Economic blockade is like a perennial curse for people in Manipur who reel under the crippling effects of such agitation. This time, it’s the joint committee of tribal groups that has called for the 10-day blockade. The result has been on the expected lines — prices of the commodities have skyrocketed as panic buying continued. Petrol and diesel have become a luxury, as the fuel stations remain closed.
So how could Binasakhi source petrol?
It’s an open secret here. Whenever there is a blockade or strike in Manipur, hundreds of women like Binasakhi team up with certain fuel station employees who provide petrol and diesel for an additional charge of Rs 10 to Rs 15 per litre. The fuel is collected in jerrycans and bottles by these women. And then the housewives use their entrepreneurial skills to sell petrol and diesel by jacking up the prices by another Rs 10 or Rs 15 depending on the demand.
“The police don’t trouble us even though we sit on the roadside under umbrellas to sell petrol and diesel,” said Nungshibi, 40, who is one among the many women who are the only options for motorists to source fuel at such times of crisis.

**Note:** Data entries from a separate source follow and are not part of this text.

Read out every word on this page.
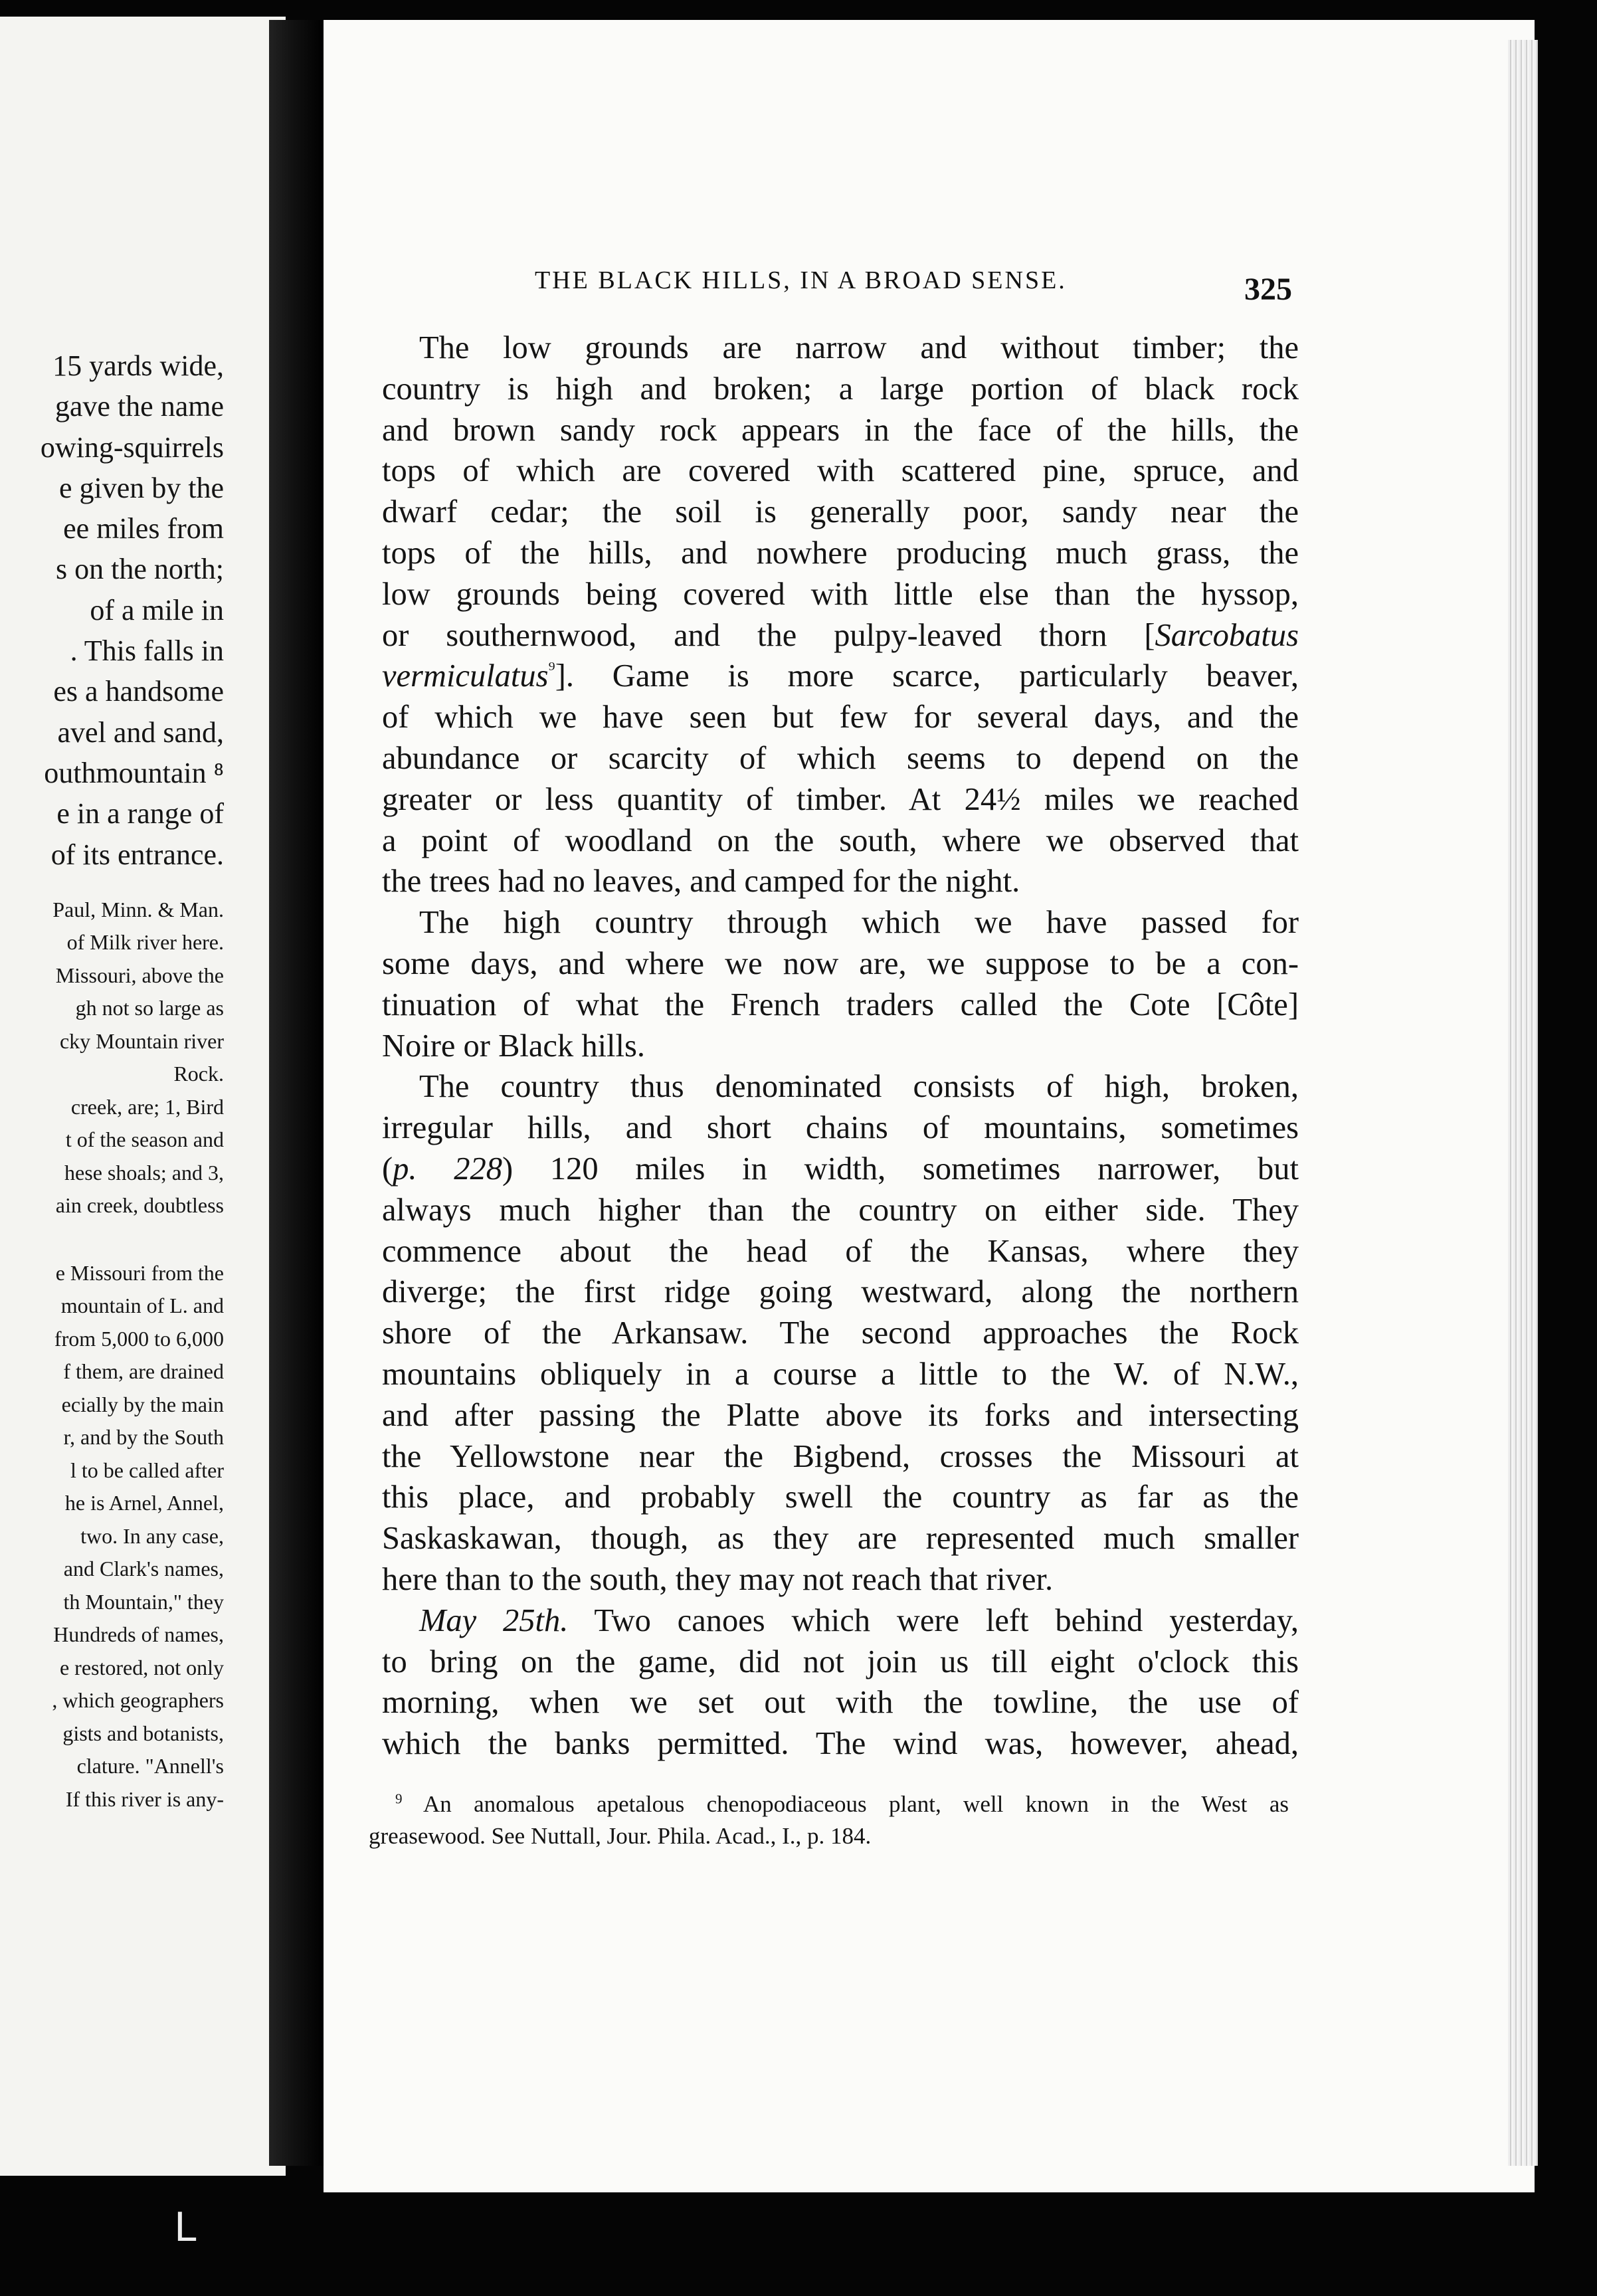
15 yards wide,
gave the name
owing-squirrels
e given by the
ee miles from
s on the north;
of a mile in
. This falls in
es a handsome
avel and sand,
outhmountain ⁸
e in a range of
of its entrance.
Paul, Minn. & Man.
of Milk river here.
Missouri, above the
gh not so large as
cky Mountain river
Rock.
creek, are; 1, Bird
t of the season and
hese shoals; and 3,
ain creek, doubtless
e Missouri from the
mountain of L. and
from 5,000 to 6,000
f them, are drained
ecially by the main
r, and by the South
l to be called after
he is Arnel, Annel,
two. In any case,
and Clark's names,
th Mountain," they
Hundreds of names,
e restored, not only
, which geographers
gists and botanists,
clature. "Annell's
If this river is any-
THE BLACK HILLS, IN A BROAD SENSE.	325
The low grounds are narrow and without timber; the
country is high and broken; a large portion of black rock
and brown sandy rock appears in the face of the hills, the
tops of which are covered with scattered pine, spruce, and
dwarf cedar; the soil is generally poor, sandy near the
tops of the hills, and nowhere producing much grass, the
low grounds being covered with little else than the hyssop,
or southernwood, and the pulpy-leaved thorn [Sarcobatus
vermiculatus$^{^9}$]. Game is more scarce, particularly beaver,
of which we have seen but few for several days, and the
abundance or scarcity of which seems to depend on the
greater or less quantity of timber. At 24½ miles we reached
a point of woodland on the south, where we observed that
the trees had no leaves, and camped for the night.
The high country through which we have passed for
some days, and where we now are, we suppose to be a con-
tinuation of what the French traders called the Cote [Côte]
Noire or Black hills.
The country thus denominated consists of high, broken,
irregular hills, and short chains of mountains, sometimes
(p. 228) 120 miles in width, sometimes narrower, but
always much higher than the country on either side. They
commence about the head of the Kansas, where they
diverge; the first ridge going westward, along the northern
shore of the Arkansaw. The second approaches the Rock
mountains obliquely in a course a little to the W. of N.W.,
and after passing the Platte above its forks and intersecting
the Yellowstone near the Bigbend, crosses the Missouri at
this place, and probably swell the country as far as the
Saskaskawan, though, as they are represented much smaller
here than to the south, they may not reach that river.
May 25th. Two canoes which were left behind yesterday,
to bring on the game, did not join us till eight o'clock this
morning, when we set out with the towline, the use of
which the banks permitted. The wind was, however, ahead,
$^9$ An anomalous apetalous chenopodiaceous plant, well known in the West as
greasewood. See Nuttall, Jour. Phila. Acad., I., p. 184.
ᒪ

“We just run away in case the jerrycans catch fire due to some accident. Otherwise, it’s all fine here,” she told IANS.
Locals here know that these enterprising women are in reality helping to keep the wheels turning. Or else, life would have been even more miserable in a state which often gets cut off from the rest of the country due to strikes and blockades.
But what happens if the blockade or the strike continues for months?
“In such a situation, the male members of the families source low grade fuel from Myanmar, about 110 kilometres from Imphal. They travel there with scores of jerrycans to collect petrol and diesel,” said a local.
And so this story of unofficial fuel supply chain continues even as people of Manipur brave yet another blockade that has been called to protest against three “anti-tribal” bills passed by the Assembly in 2015.